A battery management system (BMS) can protect its battery by keeping it from running outside of its safe operating range.
- Over-current (may be different in charging and discharging modes)
- Over-voltage (during charging), especially important for lead–acid and Li-ion cells
- Under-voltage (during discharging)
- Over-pressure (NiMH batteries)
- Ground fault or leakage current detection (system monitoring that the high voltage battery is electrically disconnected from any conductive object touchable to use like vehicle body)
The BMS may prevent operation outside the battery’s safe operating area by:
- Including an internal switch (such as a relay or solid state device) which is opened if the battery is operated outside its safe operating area
- Requesting the devices to which the battery is connected to reduce or even terminate using the battery.
- Actively controlling the environment, such as through heaters, fans, air conditioning or liquid cooling
The Benefits of Battery Management Systems
. The benefits of BMSs can be summarized as follows.
- Functional Safety:
The term “functional safety” refers to the ability to do This is, without a doubt, very prudent and necessary for big format lithium-ion battery packs. Even smaller formats, like as those found in laptops, have been known to catch fire and inflict significant damage. The personal safety of users of goods that employ lithium-ion batteries leaves minimal opportunity for error in battery management.

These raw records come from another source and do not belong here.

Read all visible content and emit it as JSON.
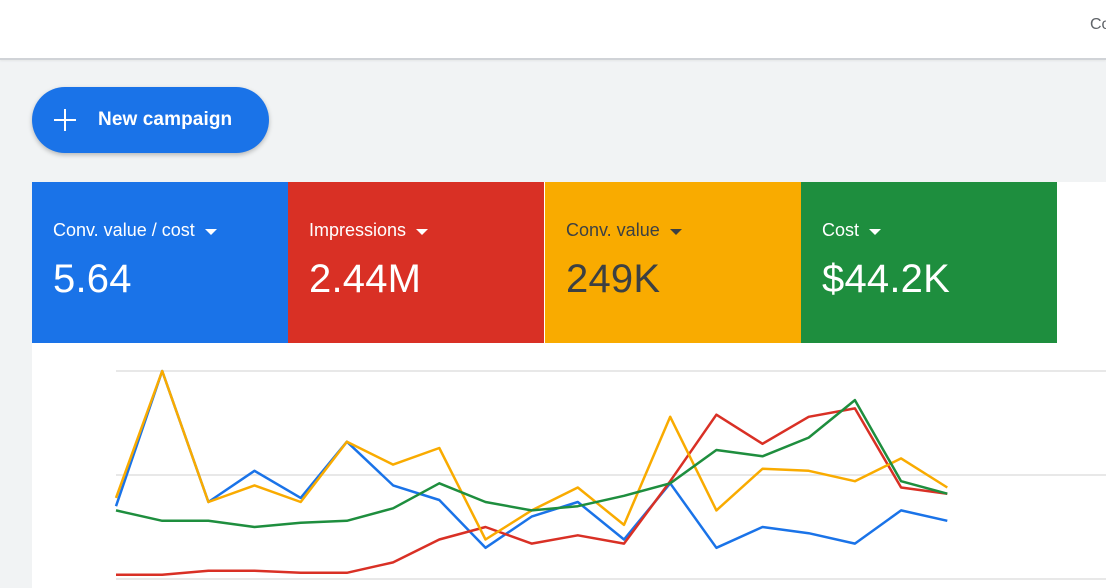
{
  "header": {
    "cut_text": "Co"
  },
  "new_campaign": {
    "label": "New campaign"
  },
  "metric_cards": [
    {
      "label": "Conv. value / cost",
      "value": "5.64",
      "color": "#1a73e8",
      "text_color": "#ffffff"
    },
    {
      "label": "Impressions",
      "value": "2.44M",
      "color": "#d93025",
      "text_color": "#ffffff"
    },
    {
      "label": "Conv. value",
      "value": "249K",
      "color": "#f9ab00",
      "text_color": "#3c4043"
    },
    {
      "label": "Cost",
      "value": "$44.2K",
      "color": "#1e8e3e",
      "text_color": "#ffffff"
    }
  ],
  "chart_data": {
    "type": "line",
    "x": [
      0,
      1,
      2,
      3,
      4,
      5,
      6,
      7,
      8,
      9,
      10,
      11,
      12,
      13,
      14,
      15,
      16,
      17,
      18,
      19,
      20,
      21,
      22
    ],
    "ylim": [
      0,
      1
    ],
    "grid": true,
    "series": [
      {
        "color": "#1a73e8",
        "values": [
          0.35,
          1.0,
          0.37,
          0.52,
          0.39,
          0.66,
          0.45,
          0.38,
          0.15,
          0.3,
          0.37,
          0.19,
          0.46,
          0.15,
          0.25,
          0.22,
          0.17,
          0.33,
          0.28
        ]
      },
      {
        "color": "#d93025",
        "values": [
          0.02,
          0.02,
          0.04,
          0.04,
          0.03,
          0.03,
          0.08,
          0.19,
          0.25,
          0.17,
          0.21,
          0.17,
          0.47,
          0.79,
          0.65,
          0.78,
          0.82,
          0.44,
          0.41
        ]
      },
      {
        "color": "#f9ab00",
        "values": [
          0.39,
          1.0,
          0.37,
          0.45,
          0.37,
          0.66,
          0.55,
          0.63,
          0.19,
          0.33,
          0.44,
          0.26,
          0.78,
          0.33,
          0.53,
          0.52,
          0.47,
          0.58,
          0.44
        ]
      },
      {
        "color": "#1e8e3e",
        "values": [
          0.33,
          0.28,
          0.28,
          0.25,
          0.27,
          0.28,
          0.34,
          0.46,
          0.37,
          0.33,
          0.35,
          0.4,
          0.46,
          0.62,
          0.59,
          0.68,
          0.86,
          0.47,
          0.41
        ]
      }
    ]
  }
}
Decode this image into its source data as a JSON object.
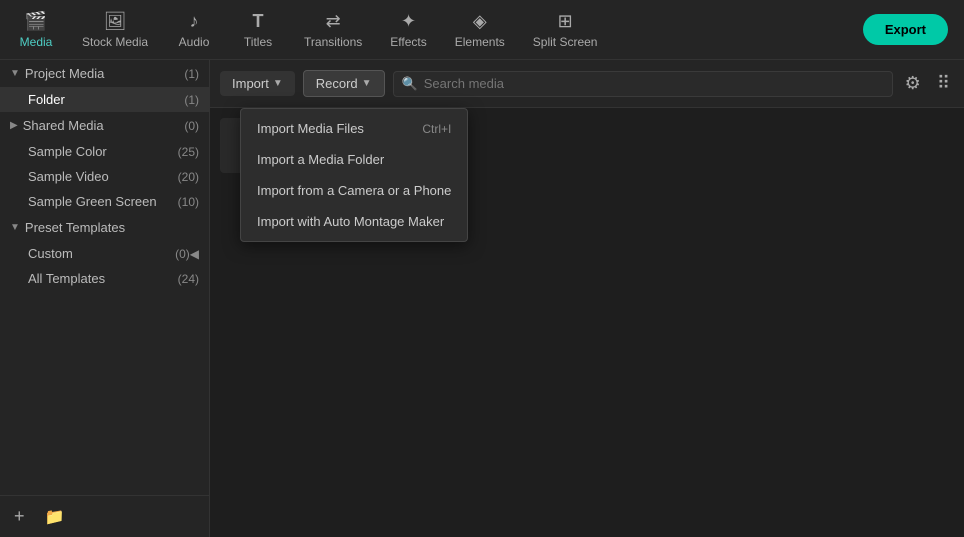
{
  "toolbar": {
    "items": [
      {
        "id": "media",
        "label": "Media",
        "icon": "🎬",
        "active": true
      },
      {
        "id": "stock-media",
        "label": "Stock Media",
        "icon": "🖼"
      },
      {
        "id": "audio",
        "label": "Audio",
        "icon": "🎵"
      },
      {
        "id": "titles",
        "label": "Titles",
        "icon": "T"
      },
      {
        "id": "transitions",
        "label": "Transitions",
        "icon": "✦"
      },
      {
        "id": "effects",
        "label": "Effects",
        "icon": "✺"
      },
      {
        "id": "elements",
        "label": "Elements",
        "icon": "◈"
      },
      {
        "id": "split-screen",
        "label": "Split Screen",
        "icon": "⊞"
      }
    ],
    "export_label": "Export"
  },
  "sidebar": {
    "project_media_label": "Project Media",
    "project_media_count": "(1)",
    "folder_label": "Folder",
    "folder_count": "(1)",
    "shared_media_label": "Shared Media",
    "shared_media_count": "(0)",
    "sample_color_label": "Sample Color",
    "sample_color_count": "(25)",
    "sample_video_label": "Sample Video",
    "sample_video_count": "(20)",
    "sample_green_screen_label": "Sample Green Screen",
    "sample_green_screen_count": "(10)",
    "preset_templates_label": "Preset Templates",
    "custom_label": "Custom",
    "custom_count": "(0)",
    "all_templates_label": "All Templates",
    "all_templates_count": "(24)",
    "footer_add_tooltip": "Add",
    "footer_folder_tooltip": "New Folder"
  },
  "content_toolbar": {
    "import_label": "Import",
    "record_label": "Record",
    "search_placeholder": "Search media"
  },
  "dropdown": {
    "items": [
      {
        "label": "Import Media Files",
        "shortcut": "Ctrl+I"
      },
      {
        "label": "Import a Media Folder",
        "shortcut": ""
      },
      {
        "label": "Import from a Camera or a Phone",
        "shortcut": ""
      },
      {
        "label": "Import with Auto Montage Maker",
        "shortcut": ""
      }
    ]
  }
}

- Life Span and Reliability:
The electrical and thermal protection management of the battery pack guarantees that all cells are utilised within the defined SOA requirements. This careful attention guarantees that the cells are protected from abusive use and rapid charging and discharging cycling, resulting in a stable system that can possibly give many years of dependable service.
- Performance and Range:
Cell-to-cell balancing is used in BMS battery pack capacity management to equalise the SOC of adjacent cells across the pack assembly, allowing for maximum battery capacity. A battery pack could eventually become worthless without this BMS feature to account for differences in self-discharge, charge/discharge cycling, temperature impacts, and general aging
- Diagnostics, Data Collection, and External Communication:
Continuous monitoring of all battery cells is one of the oversight jobs, and data logging can be used for diagnostics on its own, but it is commonly utilised to compute the SOC of all cells in the assembly. This data is used for balancing algorithms, but it can also be used to tell external devices and displays about the available energy, estimate expected range or range/lifetime depending on current usage, and offer information about the battery pack’s condition.
- Cost and Warranty Reduction:
The addition of a BMS to a BESS raises expenses, because battery packs are costly and possibly dangerous. The more complex the system, the higher the safety requirements, necessitating the presence of a BMS supervisor. However, protecting and maintaining a BMS in terms of functional safety, lifespan and durability, performance and range, diagnostics, and other factors ensures that overall costs, including warranty costs, will be reduced.
The popularity and design of a BMS is steadily increasing as lithium-ion batteries become more common in automobiles. Knowing about this technology is becoming increasingly vital. To summarise, battery management systems can be created with a variety of functional blocks and design techniques. Careful study of battery needs and battery life goals will define the right architecture, functional blocks, and associated ICs to create your battery management system and charging scheme to improve battery life.